Now they were there.

"Did you see that? DID YOU SEE IT?" the scientist didn't repeat.

"No."

"NEITHER DID I! THAT'S WHY IT WAS INCREDIBLE! WHOOPEE!" The scientist didn't jump for joy, putting the gun back in the container, which he didn't. "This is going to open up so many possibilities for scientists to explore! In fact, science itself may not even be the big picture here! Life itself could be drastically altered! Think about it!"

"I can't. Literally."

"I have a question. The hazmat suits are supposed to protect us from things not happening. Why is it, then, that when we speak sometimes, we don't?"

"They only protect our bodies; our voices aren't a part of that. They're not physical. Hazmat suits protect physical things."

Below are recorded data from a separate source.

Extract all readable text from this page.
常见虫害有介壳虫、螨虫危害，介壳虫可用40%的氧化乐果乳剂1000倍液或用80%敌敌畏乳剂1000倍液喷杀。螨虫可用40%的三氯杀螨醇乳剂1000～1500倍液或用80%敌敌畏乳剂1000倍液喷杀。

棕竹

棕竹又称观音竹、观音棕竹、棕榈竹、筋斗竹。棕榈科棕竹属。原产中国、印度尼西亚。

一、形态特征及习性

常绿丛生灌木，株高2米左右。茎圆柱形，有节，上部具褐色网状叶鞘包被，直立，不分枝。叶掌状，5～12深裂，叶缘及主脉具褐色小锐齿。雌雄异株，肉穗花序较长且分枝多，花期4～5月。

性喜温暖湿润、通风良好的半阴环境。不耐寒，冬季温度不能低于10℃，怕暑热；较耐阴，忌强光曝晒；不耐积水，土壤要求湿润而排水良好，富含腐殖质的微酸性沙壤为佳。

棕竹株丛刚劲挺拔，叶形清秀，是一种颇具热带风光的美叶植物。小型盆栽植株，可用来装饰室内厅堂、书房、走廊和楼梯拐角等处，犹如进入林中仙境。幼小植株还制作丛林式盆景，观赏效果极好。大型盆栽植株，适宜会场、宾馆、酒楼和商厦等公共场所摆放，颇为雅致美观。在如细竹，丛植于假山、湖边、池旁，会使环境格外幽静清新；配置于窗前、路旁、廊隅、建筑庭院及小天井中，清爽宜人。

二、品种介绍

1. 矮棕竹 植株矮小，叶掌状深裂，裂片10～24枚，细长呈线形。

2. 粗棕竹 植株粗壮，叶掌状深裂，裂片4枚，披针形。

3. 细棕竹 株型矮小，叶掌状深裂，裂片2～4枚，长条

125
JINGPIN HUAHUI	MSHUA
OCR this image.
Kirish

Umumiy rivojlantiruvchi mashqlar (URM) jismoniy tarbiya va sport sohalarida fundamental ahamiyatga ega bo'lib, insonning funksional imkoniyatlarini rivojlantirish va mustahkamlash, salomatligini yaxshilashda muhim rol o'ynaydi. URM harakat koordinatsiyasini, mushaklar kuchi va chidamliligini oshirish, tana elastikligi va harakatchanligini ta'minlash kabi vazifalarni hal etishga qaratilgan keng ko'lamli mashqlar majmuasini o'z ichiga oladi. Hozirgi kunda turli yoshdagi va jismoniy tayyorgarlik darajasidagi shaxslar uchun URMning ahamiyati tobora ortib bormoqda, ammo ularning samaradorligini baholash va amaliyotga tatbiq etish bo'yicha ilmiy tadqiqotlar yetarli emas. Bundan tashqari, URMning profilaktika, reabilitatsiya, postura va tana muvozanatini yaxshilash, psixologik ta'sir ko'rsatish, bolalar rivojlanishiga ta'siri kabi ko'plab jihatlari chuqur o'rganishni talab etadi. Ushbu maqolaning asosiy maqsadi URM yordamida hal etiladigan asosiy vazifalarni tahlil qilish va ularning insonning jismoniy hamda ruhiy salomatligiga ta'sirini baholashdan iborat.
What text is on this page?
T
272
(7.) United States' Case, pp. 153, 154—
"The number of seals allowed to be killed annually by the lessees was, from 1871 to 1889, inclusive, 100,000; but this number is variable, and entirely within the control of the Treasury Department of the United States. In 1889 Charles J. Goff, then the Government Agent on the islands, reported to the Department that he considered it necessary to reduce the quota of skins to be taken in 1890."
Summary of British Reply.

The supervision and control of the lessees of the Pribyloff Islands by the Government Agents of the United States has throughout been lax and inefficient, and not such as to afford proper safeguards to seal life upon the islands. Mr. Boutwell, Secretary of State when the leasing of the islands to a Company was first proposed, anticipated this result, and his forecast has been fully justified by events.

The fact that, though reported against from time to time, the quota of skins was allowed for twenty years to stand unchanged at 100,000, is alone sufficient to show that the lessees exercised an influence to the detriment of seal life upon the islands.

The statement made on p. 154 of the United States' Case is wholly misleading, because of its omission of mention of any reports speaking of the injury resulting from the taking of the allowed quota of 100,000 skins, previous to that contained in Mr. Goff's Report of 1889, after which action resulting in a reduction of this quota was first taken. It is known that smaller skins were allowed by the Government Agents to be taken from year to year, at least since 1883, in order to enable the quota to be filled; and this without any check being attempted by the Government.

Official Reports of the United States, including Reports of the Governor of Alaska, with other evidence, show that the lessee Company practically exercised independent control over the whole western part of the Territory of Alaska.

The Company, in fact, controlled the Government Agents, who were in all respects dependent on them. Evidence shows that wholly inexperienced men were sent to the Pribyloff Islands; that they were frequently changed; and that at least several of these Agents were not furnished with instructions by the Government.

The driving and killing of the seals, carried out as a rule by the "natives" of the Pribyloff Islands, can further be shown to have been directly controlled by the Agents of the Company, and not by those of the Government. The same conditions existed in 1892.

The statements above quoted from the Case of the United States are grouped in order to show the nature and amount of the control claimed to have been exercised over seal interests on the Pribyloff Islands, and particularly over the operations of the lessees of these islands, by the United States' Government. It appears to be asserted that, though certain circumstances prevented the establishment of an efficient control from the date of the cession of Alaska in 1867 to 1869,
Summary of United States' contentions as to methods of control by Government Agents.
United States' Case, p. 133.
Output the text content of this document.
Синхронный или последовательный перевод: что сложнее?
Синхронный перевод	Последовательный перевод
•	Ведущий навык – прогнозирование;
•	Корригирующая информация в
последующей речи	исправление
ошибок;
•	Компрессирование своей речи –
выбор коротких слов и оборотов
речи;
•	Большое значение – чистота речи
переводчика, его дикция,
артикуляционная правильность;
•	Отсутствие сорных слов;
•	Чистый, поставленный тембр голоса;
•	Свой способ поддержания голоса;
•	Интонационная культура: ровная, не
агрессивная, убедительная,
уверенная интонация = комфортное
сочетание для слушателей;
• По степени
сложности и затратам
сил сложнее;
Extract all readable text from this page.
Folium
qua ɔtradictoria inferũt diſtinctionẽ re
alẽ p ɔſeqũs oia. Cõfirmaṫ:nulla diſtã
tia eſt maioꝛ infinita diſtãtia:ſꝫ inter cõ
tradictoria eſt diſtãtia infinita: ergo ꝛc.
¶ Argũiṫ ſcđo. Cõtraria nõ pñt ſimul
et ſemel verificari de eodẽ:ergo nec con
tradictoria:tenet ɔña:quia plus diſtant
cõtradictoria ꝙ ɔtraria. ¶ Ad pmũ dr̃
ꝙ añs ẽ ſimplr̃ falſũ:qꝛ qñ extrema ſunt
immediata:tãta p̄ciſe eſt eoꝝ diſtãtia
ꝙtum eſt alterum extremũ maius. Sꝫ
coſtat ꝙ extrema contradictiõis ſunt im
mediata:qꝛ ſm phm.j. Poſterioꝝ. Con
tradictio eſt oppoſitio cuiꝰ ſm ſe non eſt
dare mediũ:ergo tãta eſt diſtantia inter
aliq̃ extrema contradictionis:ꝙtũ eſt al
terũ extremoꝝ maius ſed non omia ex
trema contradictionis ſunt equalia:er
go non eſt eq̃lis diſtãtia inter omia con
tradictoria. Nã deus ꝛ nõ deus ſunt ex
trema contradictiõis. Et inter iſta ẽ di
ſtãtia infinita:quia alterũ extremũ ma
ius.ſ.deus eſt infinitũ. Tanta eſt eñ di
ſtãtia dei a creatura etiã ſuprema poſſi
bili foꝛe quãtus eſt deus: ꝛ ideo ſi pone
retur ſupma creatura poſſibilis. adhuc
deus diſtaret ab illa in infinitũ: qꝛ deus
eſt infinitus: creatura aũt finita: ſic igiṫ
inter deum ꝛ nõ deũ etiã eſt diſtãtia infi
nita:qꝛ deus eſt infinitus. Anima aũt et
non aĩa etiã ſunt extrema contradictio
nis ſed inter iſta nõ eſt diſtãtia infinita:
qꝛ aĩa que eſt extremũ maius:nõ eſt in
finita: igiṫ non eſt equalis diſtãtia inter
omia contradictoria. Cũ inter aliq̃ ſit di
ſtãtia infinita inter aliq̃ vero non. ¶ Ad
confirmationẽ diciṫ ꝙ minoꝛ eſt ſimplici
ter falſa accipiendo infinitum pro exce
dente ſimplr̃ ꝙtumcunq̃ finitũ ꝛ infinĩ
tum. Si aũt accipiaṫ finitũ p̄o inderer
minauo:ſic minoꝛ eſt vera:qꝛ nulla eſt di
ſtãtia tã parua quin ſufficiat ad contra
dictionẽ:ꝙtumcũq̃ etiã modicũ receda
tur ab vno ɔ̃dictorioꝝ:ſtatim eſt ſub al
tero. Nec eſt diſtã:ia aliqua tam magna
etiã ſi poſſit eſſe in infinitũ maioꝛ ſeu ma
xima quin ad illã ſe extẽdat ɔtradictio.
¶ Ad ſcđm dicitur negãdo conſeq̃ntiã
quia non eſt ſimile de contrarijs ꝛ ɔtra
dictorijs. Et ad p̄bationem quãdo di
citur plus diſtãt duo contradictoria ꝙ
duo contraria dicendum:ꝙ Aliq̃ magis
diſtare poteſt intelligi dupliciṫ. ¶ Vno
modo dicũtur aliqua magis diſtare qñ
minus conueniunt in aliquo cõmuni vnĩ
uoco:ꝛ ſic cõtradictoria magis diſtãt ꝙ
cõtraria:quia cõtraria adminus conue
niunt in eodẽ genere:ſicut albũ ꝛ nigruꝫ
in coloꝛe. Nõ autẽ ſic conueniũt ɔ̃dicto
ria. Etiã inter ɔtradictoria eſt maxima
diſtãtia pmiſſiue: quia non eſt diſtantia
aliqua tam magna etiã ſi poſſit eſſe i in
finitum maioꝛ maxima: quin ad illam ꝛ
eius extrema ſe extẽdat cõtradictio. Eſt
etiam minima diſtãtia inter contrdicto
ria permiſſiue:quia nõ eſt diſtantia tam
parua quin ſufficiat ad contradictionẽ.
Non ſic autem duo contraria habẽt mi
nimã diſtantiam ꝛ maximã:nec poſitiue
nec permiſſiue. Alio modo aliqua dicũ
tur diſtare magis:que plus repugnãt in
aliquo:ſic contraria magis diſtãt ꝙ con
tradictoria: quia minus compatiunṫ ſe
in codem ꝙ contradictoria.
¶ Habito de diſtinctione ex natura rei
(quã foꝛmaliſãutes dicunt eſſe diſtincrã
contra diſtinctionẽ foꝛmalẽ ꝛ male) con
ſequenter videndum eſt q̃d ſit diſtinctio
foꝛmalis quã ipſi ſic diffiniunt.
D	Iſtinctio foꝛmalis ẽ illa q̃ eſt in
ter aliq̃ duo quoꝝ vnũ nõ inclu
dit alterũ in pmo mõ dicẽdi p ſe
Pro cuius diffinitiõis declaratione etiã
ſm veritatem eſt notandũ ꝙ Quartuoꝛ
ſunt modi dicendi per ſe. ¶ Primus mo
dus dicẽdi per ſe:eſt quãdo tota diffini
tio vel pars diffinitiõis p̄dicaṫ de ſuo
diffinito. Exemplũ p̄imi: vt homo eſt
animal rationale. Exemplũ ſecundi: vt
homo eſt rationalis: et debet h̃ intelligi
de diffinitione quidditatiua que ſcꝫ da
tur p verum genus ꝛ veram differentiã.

"Except... why would they?"

There was silence for the next three minutes while everyone tried to talk. The red-haired man, at last, broke through, except he didn't. The blonde woman actually broke through first.

"I don't know... because they're hazmat suits?"

No one tried to speak for the next three minutes.

"Well, I'm done with this freak house – room. This is crazy stuff. I wanna go."

"Yes, I think we are done here," the scientist said nicely. He picked up the container, which he didn't, picked it up, which he didn't, picked it up, walked over to where the door was –

"You fool," he said to himself. "You old, stupid, stupid fool."

Only the black-haired woman heard him. "What's wrong?" she didn't say.

The scientist slowly turned to face his four companions somberly, except he didn't. He sighed.

"Just because there's a door... doesn't mean there's a door."